Alejandra, je vous en ai parlé récemment, puisqu’elle était de la programmation des Diffusions Amal’Gamme à la fin de février dernier. Je vous en ai dit tout le bonheur que nous apportent ses interprétations. Peu importe l’œuvre à interpréter, Alejandra y met tout son art pour être à la hauteur des attentes du compositeur. Ayant eu le privilège d’être aux premières loges, j’ai pu apprécier de voir de près le jeu de mains de cette pianiste aux doigts qui s’amusent follement sur le clavier, tantôt avec douceur, tantôt avec fougue, comme le commande l’œuvre.

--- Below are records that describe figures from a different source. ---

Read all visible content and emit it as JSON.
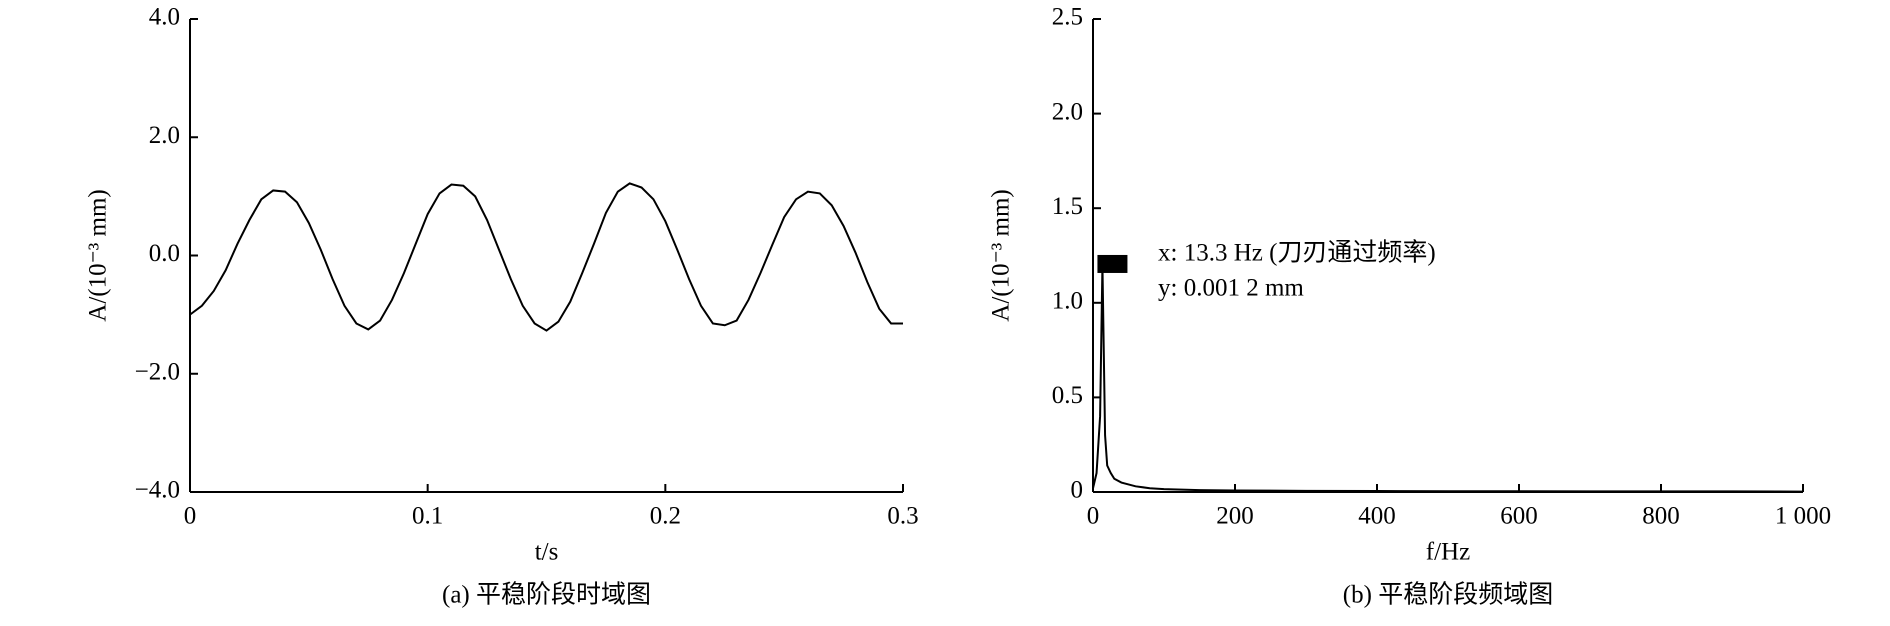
{
  "chart_data": [
    {
      "type": "line",
      "caption": "(a) 平稳阶段时域图",
      "xlabel": "t/s",
      "ylabel": "A/(10⁻³ mm)",
      "x": [
        0,
        0.005,
        0.01,
        0.015,
        0.02,
        0.025,
        0.03,
        0.035,
        0.04,
        0.045,
        0.05,
        0.055,
        0.06,
        0.065,
        0.07,
        0.075,
        0.08,
        0.085,
        0.09,
        0.095,
        0.1,
        0.105,
        0.11,
        0.115,
        0.12,
        0.125,
        0.13,
        0.135,
        0.14,
        0.145,
        0.15,
        0.155,
        0.16,
        0.165,
        0.17,
        0.175,
        0.18,
        0.185,
        0.19,
        0.195,
        0.2,
        0.205,
        0.21,
        0.215,
        0.22,
        0.225,
        0.23,
        0.235,
        0.24,
        0.245,
        0.25,
        0.255,
        0.26,
        0.265,
        0.27,
        0.275,
        0.28,
        0.285,
        0.29,
        0.295,
        0.3
      ],
      "series": [
        {
          "name": "A",
          "color": "#000000",
          "values": [
            -1.0,
            -0.85,
            -0.6,
            -0.25,
            0.2,
            0.6,
            0.95,
            1.1,
            1.08,
            0.9,
            0.55,
            0.1,
            -0.4,
            -0.85,
            -1.15,
            -1.25,
            -1.1,
            -0.75,
            -0.3,
            0.2,
            0.7,
            1.05,
            1.2,
            1.18,
            1.0,
            0.6,
            0.1,
            -0.4,
            -0.85,
            -1.15,
            -1.27,
            -1.12,
            -0.78,
            -0.3,
            0.2,
            0.72,
            1.08,
            1.22,
            1.15,
            0.95,
            0.58,
            0.1,
            -0.4,
            -0.85,
            -1.15,
            -1.18,
            -1.1,
            -0.75,
            -0.3,
            0.18,
            0.65,
            0.95,
            1.08,
            1.05,
            0.85,
            0.5,
            0.05,
            -0.45,
            -0.9,
            -1.15,
            -1.15
          ]
        }
      ],
      "xlim": [
        0,
        0.3
      ],
      "ylim": [
        -4.0,
        4.0
      ],
      "xticks": [
        0,
        0.1,
        0.2,
        0.3
      ],
      "yticks": [
        {
          "value": -4.0,
          "label": "−4.0"
        },
        {
          "value": -2.0,
          "label": "−2.0"
        },
        {
          "value": 0.0,
          "label": "0.0"
        },
        {
          "value": 2.0,
          "label": "2.0"
        },
        {
          "value": 4.0,
          "label": "4.0"
        }
      ]
    },
    {
      "type": "line",
      "caption": "(b) 平稳阶段频域图",
      "xlabel": "f/Hz",
      "ylabel": "A/(10⁻³ mm)",
      "annotation": [
        "x: 13.3 Hz (刀刃通过频率)",
        "y: 0.001 2 mm"
      ],
      "x": [
        0,
        5,
        10,
        13.3,
        17,
        20,
        25,
        30,
        40,
        50,
        60,
        80,
        100,
        150,
        200,
        300,
        400,
        500,
        600,
        700,
        800,
        900,
        1000
      ],
      "series": [
        {
          "name": "A",
          "color": "#000000",
          "values": [
            0.02,
            0.1,
            0.4,
            1.2,
            0.3,
            0.14,
            0.1,
            0.07,
            0.05,
            0.04,
            0.03,
            0.02,
            0.015,
            0.01,
            0.008,
            0.006,
            0.005,
            0.004,
            0.004,
            0.003,
            0.003,
            0.003,
            0.002
          ]
        }
      ],
      "xlim": [
        0,
        1000
      ],
      "ylim": [
        0,
        2.5
      ],
      "xticks": [
        0,
        200,
        400,
        600,
        800,
        {
          "value": 1000,
          "label": "1 000"
        }
      ],
      "yticks": [
        0,
        0.5,
        {
          "value": 1.0,
          "label": "1.0"
        },
        1.5,
        {
          "value": 2.0,
          "label": "2.0"
        },
        2.5
      ]
    }
  ]
}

Tour à tour, Mozart, Beethoven, Schubert, Schumann, Mendelssohn, Chopin, Brahms et Liszt sont venus nous saluer à travers les commentaires de Michel Corbeil et les interprétations d’Alejandra. Ils avaient revêtus leurs plus beaux habits pour la circonstance. Le public en était ravi. Pour nous remercier de notre présence et de notre accueil, notre pianiste nous a finalement offert le merveilleux « Clair de lune » de Debussy. Cela ne pouvait être plus de circonstance en ce soir de pleine lune. Notre résurrection annuelle était au rendez-vous grâce à la très grande thérapie qu’est la musique.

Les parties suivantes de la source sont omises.